Obrońca Realu Betis w szczerej opowieści dla "The Players Tribune" opisał swoją relację z bratem, która na etapie dzieciństwa była bardzo złożona.
- Często byłem zadowolony ze swojego występu w drużynie młodzieżowej, ale Eric spędzał mecz na ławce. To budziło we mnie mieszane uczucia. Byliśmy ze sobą związani, bo trenowaliśmy w tym samym zespole, jednak niosło to za sobą trochę komplikacji. Nie wiem, czy była to wina presji grania dla FC Barcelona, ale nasza rywalizacja się pogłębiała i stawała się coraz mroczniejsza - pisze Bartra.

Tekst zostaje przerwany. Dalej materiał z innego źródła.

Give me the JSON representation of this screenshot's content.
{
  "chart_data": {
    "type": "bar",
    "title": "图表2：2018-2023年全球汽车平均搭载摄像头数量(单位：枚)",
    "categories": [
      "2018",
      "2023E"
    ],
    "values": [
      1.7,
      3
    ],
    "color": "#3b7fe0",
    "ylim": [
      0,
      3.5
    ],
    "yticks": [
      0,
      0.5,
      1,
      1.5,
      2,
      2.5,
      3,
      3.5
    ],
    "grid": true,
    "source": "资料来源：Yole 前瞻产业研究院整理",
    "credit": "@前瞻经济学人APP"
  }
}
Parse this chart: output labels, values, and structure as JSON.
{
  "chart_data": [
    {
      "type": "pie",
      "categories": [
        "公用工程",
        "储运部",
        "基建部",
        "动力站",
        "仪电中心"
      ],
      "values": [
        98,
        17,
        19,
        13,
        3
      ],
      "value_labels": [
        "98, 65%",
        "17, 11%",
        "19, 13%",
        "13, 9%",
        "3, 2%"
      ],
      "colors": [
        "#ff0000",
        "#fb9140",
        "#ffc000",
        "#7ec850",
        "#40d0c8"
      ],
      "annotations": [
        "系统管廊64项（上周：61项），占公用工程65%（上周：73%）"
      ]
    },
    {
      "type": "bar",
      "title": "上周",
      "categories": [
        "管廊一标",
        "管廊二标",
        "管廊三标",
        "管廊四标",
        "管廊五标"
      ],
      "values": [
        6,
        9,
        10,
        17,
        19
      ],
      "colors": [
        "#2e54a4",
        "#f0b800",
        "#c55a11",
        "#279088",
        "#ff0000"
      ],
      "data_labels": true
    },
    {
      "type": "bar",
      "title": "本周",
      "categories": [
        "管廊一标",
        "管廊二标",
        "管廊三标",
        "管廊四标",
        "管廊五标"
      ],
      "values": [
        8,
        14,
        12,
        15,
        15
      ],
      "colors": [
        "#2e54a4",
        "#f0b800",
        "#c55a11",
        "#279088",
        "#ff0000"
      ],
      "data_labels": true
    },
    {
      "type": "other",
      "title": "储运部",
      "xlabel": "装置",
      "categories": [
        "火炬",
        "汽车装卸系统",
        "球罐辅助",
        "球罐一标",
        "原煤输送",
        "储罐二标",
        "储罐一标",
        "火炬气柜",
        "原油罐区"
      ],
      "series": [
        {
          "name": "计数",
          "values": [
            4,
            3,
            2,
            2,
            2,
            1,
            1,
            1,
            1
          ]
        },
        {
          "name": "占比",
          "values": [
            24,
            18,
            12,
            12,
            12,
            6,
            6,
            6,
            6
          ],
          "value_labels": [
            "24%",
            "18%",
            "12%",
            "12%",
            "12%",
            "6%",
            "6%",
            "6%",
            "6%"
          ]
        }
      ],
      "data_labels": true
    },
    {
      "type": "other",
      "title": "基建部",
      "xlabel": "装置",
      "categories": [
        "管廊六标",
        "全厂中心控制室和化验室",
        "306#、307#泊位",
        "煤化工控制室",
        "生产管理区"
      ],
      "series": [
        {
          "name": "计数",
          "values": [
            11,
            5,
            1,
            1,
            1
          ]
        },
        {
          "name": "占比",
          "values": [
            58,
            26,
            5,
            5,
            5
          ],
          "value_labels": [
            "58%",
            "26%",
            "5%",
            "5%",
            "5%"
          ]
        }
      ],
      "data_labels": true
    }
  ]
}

Bracia bliźniacy byli zupełnie inni, mieli odwrotną osobowość. Trenerzy w La Masii stwierdzili, że to Marc ma większy talent, a Eric musi zakończyć swoją przygodę z piłką nożną w Barcelonie.
- Z jednej strony byłem szczęśliwy, że nadal będę grać dla Barcy, ale pomyślałem o Ericu i zdałem sobie sprawę, że to koniec. W jednym momencie nasze życie się podzieliło. Nie mogliśmy już wspólnie grać, trenować, odrabiać lekcji i wracać do domu taksówką. Zdaliśmy sobie sprawę, że nie zostaniemy braćmi De Boer. Marzenie mojego brata legło w gruzach. Wtedy pomyślałem: teraz na pewno mnie nie kocha - dodaje.
Rok po roku Marc zdobywał kolejne szczeble akademii FC Barcelona, co wiązało się z wyprowadzką z rodzinnego domu. - Mój brat płakał cały dzień z powodu mojego wyjazdu. Wtedy zdałem sobie sprawę z tego, jak bliska jest nasza relacja i jak mocno się kochamy. Jesteśmy prawdziwymi braćmi - zaznaczył.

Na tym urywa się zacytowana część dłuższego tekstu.